I first read about Chesterton in The Christian Imagination. There I learned of the man who was a journalist and an apologist, while also a poet and an artist.
Orthodoxy is the most recognized work of Chesterton, wherein he gives his personal apologetic of the Christian faith. I finally picked up the book, and having read it, find it hard to describe. First published in 1948, he takes aim at many of the philosophies of the day, including modernism and determinism. He explored many philosophies, agreeing with them to varying degrees before finding them empty. In the end, he found that only Christian orthodoxy answered the riddle.
It’s hard to quote this book. It’s like a song that builds momentum to end in a crescendo. A single piece doesn’t tell the story. Nevertheless, I give you the following words from Chesterton:
The real problem is – Can the lion lie down with the lamb and still retain his royal ferocity? That is the problem the church attempted; that is the miracle she achieved. This is what I have called guessing the hidden eccentricities of life…Christian doctrine detected the oddities of life. It not only discovered the law, but it foresaw the exceptions. Those underrate Christianity who say that it discovered mercy; any one might discover mercy. In fact everyone did. But to discover a plan for being merciful and also severe – that was to anticipate a strange need of human nature….
This was the big fact about Christian ethics; the discovery of the new balance…Christianity was like a huge and ragged and romantic rock, which, though it sways on its pedestal at a touch, yet, because its exaggerated excresences exactly balance each other, is enthroned there for a thousand years…So in Christianity apparent accidents balanced….
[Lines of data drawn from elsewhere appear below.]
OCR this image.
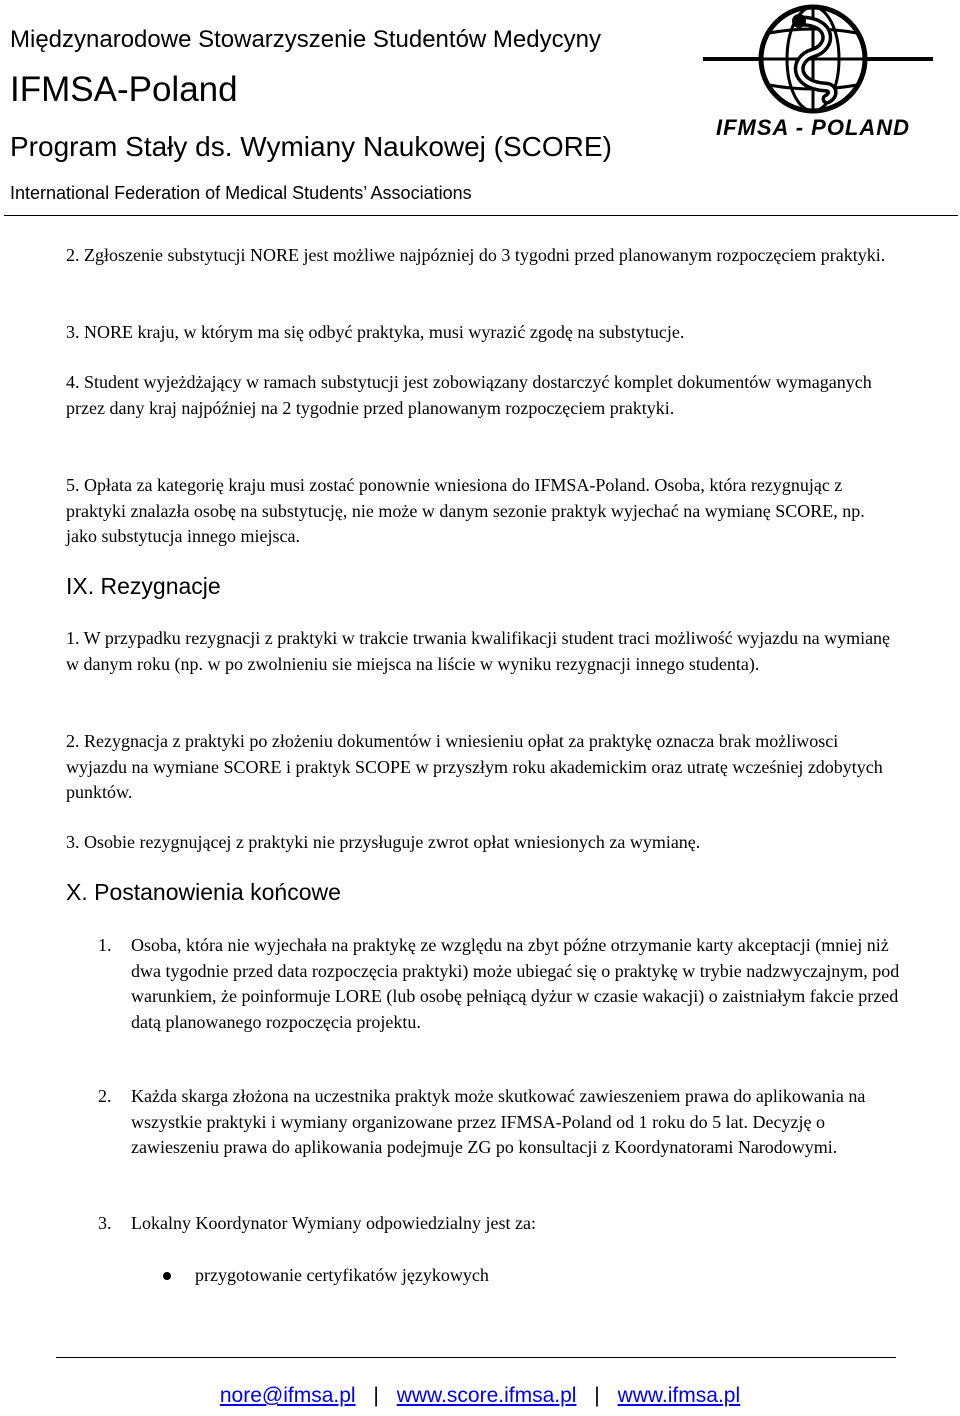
Międzynarodowe Stowarzyszenie Studentów Medycyny
IFMSA-Poland
Program Stały ds. Wymiany Naukowej (SCORE)
International Federation of Medical Students’ Associations
IFMSA - POLAND
2. Zgłoszenie substytucji NORE jest możliwe najpózniej do 3 tygodni przed planowanym rozpoczęciem praktyki.
3. NORE kraju, w którym ma się odbyć praktyka, musi wyrazić zgodę na substytucje.
4. Student wyjeżdżający w ramach substytucji jest zobowiązany dostarczyć komplet dokumentów wymaganych przez dany kraj najpóźniej na 2 tygodnie przed planowanym rozpoczęciem praktyki.
5. Opłata za kategorię kraju musi zostać ponownie wniesiona do IFMSA-Poland. Osoba, która rezygnując z praktyki znalazła osobę na substytucję, nie może w danym sezonie praktyk wyjechać na wymianę SCORE, np. jako substytucja innego miejsca.
IX. Rezygnacje
1. W przypadku rezygnacji z praktyki w trakcie trwania kwalifikacji student traci możliwość wyjazdu na wymianę w danym roku (np. w po zwolnieniu sie miejsca na liście w wyniku rezygnacji innego studenta).
2. Rezygnacja z praktyki po złożeniu dokumentów i wniesieniu opłat za praktykę oznacza brak możliwosci wyjazdu na wymiane SCORE i praktyk SCOPE w przyszłym roku akademickim oraz utratę wcześniej zdobytych punktów.
3. Osobie rezygnującej z praktyki nie przysługuje zwrot opłat wniesionych za wymianę.
X. Postanowienia końcowe
1. Osoba, która nie wyjechała na praktykę ze względu na zbyt późne otrzymanie karty akceptacji (mniej niż dwa tygodnie przed data rozpoczęcia praktyki) może ubiegać się o praktykę w trybie nadzwyczajnym, pod warunkiem, że poinformuje LORE (lub osobę pełniącą dyżur w czasie wakacji) o zaistniałym fakcie przed datą planowanego rozpoczęcia projektu.
2. Każda skarga złożona na uczestnika praktyk może skutkować zawieszeniem prawa do aplikowania na wszystkie praktyki i wymiany organizowane przez IFMSA-Poland od 1 roku do 5 lat. Decyzję o zawieszeniu prawa do aplikowania podejmuje ZG po konsultacji z Koordynatorami Narodowymi.
3. Lokalny Koordynator Wymiany odpowiedzialny jest za:
przygotowanie certyfikatów językowych
nore@ifmsa.pl | www.score.ifmsa.pl | www.ifmsa.pl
It is exactly this which explains what is so inexplicable to all the modern critics of the history of Christianity. I mean the monstrous wars about small points of theology, the earthquakes of emotion about a gesture of a word. It was only a matter of an inch; but an inch is everything when you are balancing. The church could not afford to swerve a hair’s breadth on some things if she was to continue her great and daring experiment of the irregular equilibrium.
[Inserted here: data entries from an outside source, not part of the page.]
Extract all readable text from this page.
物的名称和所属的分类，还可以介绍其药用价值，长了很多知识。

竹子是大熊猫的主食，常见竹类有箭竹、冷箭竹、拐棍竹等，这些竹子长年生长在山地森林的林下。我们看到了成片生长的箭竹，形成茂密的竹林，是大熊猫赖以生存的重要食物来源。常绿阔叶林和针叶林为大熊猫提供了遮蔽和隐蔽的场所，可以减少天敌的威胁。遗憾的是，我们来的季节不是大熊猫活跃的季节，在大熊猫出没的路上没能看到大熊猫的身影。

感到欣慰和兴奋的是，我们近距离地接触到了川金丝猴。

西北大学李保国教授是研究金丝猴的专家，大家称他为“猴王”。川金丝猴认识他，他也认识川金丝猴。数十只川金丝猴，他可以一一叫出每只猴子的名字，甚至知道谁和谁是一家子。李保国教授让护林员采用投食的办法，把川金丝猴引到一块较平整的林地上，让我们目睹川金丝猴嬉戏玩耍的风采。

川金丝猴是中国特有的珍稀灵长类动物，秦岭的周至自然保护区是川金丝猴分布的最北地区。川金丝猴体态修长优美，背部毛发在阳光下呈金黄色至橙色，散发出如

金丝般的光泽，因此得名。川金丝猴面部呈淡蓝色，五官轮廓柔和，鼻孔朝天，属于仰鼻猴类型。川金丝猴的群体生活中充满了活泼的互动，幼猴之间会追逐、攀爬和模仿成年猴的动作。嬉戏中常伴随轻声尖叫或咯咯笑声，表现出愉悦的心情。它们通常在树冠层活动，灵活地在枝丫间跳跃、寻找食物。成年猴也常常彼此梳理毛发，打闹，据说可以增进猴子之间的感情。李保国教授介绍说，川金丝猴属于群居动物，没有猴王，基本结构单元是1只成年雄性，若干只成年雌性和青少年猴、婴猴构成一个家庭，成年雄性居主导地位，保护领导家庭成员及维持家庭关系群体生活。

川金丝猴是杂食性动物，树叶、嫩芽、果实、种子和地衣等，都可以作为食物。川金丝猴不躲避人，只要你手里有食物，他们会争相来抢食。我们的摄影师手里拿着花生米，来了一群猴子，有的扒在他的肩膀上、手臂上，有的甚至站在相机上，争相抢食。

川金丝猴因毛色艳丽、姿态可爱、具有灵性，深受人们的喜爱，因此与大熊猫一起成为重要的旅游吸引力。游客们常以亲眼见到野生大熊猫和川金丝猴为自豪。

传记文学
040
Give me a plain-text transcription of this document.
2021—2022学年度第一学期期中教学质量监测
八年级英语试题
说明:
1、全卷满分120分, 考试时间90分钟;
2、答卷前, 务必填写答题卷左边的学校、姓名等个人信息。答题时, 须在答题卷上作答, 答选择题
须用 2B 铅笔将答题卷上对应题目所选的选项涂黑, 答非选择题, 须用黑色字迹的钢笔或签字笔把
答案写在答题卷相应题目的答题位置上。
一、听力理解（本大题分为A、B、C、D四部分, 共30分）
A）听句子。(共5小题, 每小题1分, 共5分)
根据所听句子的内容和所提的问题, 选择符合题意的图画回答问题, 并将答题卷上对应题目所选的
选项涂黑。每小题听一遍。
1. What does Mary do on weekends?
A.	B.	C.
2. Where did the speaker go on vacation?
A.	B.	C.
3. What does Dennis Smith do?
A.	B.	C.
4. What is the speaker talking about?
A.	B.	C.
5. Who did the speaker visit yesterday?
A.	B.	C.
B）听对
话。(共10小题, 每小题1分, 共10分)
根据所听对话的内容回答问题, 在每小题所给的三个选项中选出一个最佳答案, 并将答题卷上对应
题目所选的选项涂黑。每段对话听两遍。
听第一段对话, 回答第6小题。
Here it is enough to notice that if some small mistake were made in doctrine, huge blunders might be made in human happiness. A sentence phrased wrong about the nature of symbolism would have broken all the best statues in Europe. A slip in definitions might stop all the dances…Doctrines had to be defined within strict limits, even in order that man might enjoy general human liberties. The church had to be careful, if only that the world might be careless.
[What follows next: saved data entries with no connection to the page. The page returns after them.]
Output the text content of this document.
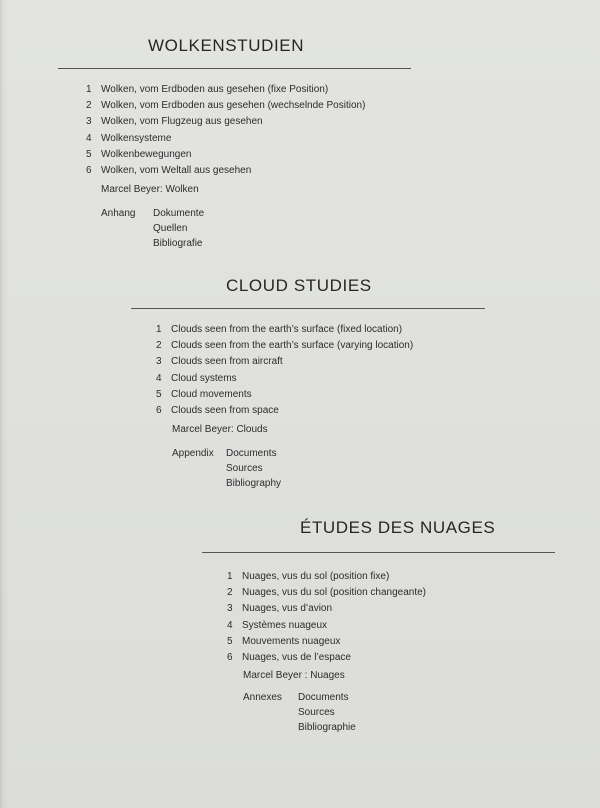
WOLKENSTUDIEN
1 Wolken, vom Erdboden aus gesehen (fixe Position)
2 Wolken, vom Erdboden aus gesehen (wechselnde Position)
3 Wolken, vom Flugzeug aus gesehen
4 Wolkensysteme
5 Wolkenbewegungen
6 Wolken, vom Weltall aus gesehen
Marcel Beyer: Wolken
Anhang Dokumente
Quellen
Bibliografie
CLOUD STUDIES
1 Clouds seen from the earth’s surface (fixed location)
2 Clouds seen from the earth’s surface (varying location)
3 Clouds seen from aircraft
4 Cloud systems
5 Cloud movements
6 Clouds seen from space
Marcel Beyer: Clouds
Appendix Documents
Sources
Bibliography
ÉTUDES DES NUAGES
1 Nuages, vus du sol (position fixe)
2 Nuages, vus du sol (position changeante)
3 Nuages, vus d’avion
4 Systèmes nuageux
5 Mouvements nuageux
6 Nuages, vus de l’espace
Marcel Beyer : Nuages
Annexes Documents
Sources
Bibliographie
This is the thrilling romance of orthodoxy. People have fallen into a foolish habit of speaking of orthodoxy as something heavy, humdrum, and safe. There never was anything so perilous or so exciting as orthodoxy. It was sanity: and to be sane is more dramatic than to be mad. It was the equilibrium of a man behind madly rushing horses, seeming to stoop this way and to sway that, yet in every attitude having the grace of statuary and the accuracy of arithmetic. The church in its early days went fierce and fast with any warhorse; yet it is utterly unhistoric to say that she merely went mad along one idea, like a vulgar fanaticism. She swerved to left and right, so exactly as to avoid enormous obstacles. She left on one hand the huge bulk of Arianism, buttressed by all the worldly powers to make Christianity too worldly. The next instant she was swerving to avoid an orientalism, which would have made it too unworldly. The orthodox church never took the tame course or accepted the conventions; the orthodox church was never respectable. It would have been easier to have accepted the earthly power of the Arians. It would have been easy, in the Calvinistic seventeenth century, to fall into the bottomless pit of predestination. It is easy to be a madman: it is easy to be a heretic. It is always easy to let the age have its head; the difficult thing is to keep one’s own…It is always simple to fall; there are an infinity of angles at which one falls, only one at which one stands. To have fallen into any one of the fads from Gnosticism to Christian Science would indeed have been obvious and tame. But to have avoided them all has been one whirling adventure; and in my vision the heavenly chariot flies thundering through the ages, the dull heresies sprawling and prostrate, the wild truth reeling but erect. (Chesterton, 145-150)
You can read Orthodoxy online, for free, at the Christian Classics Ethereal Libary.
Chesterton, G.K. Orthodoxy. Colorado Springs, CO: WaterBrook Press. 1994.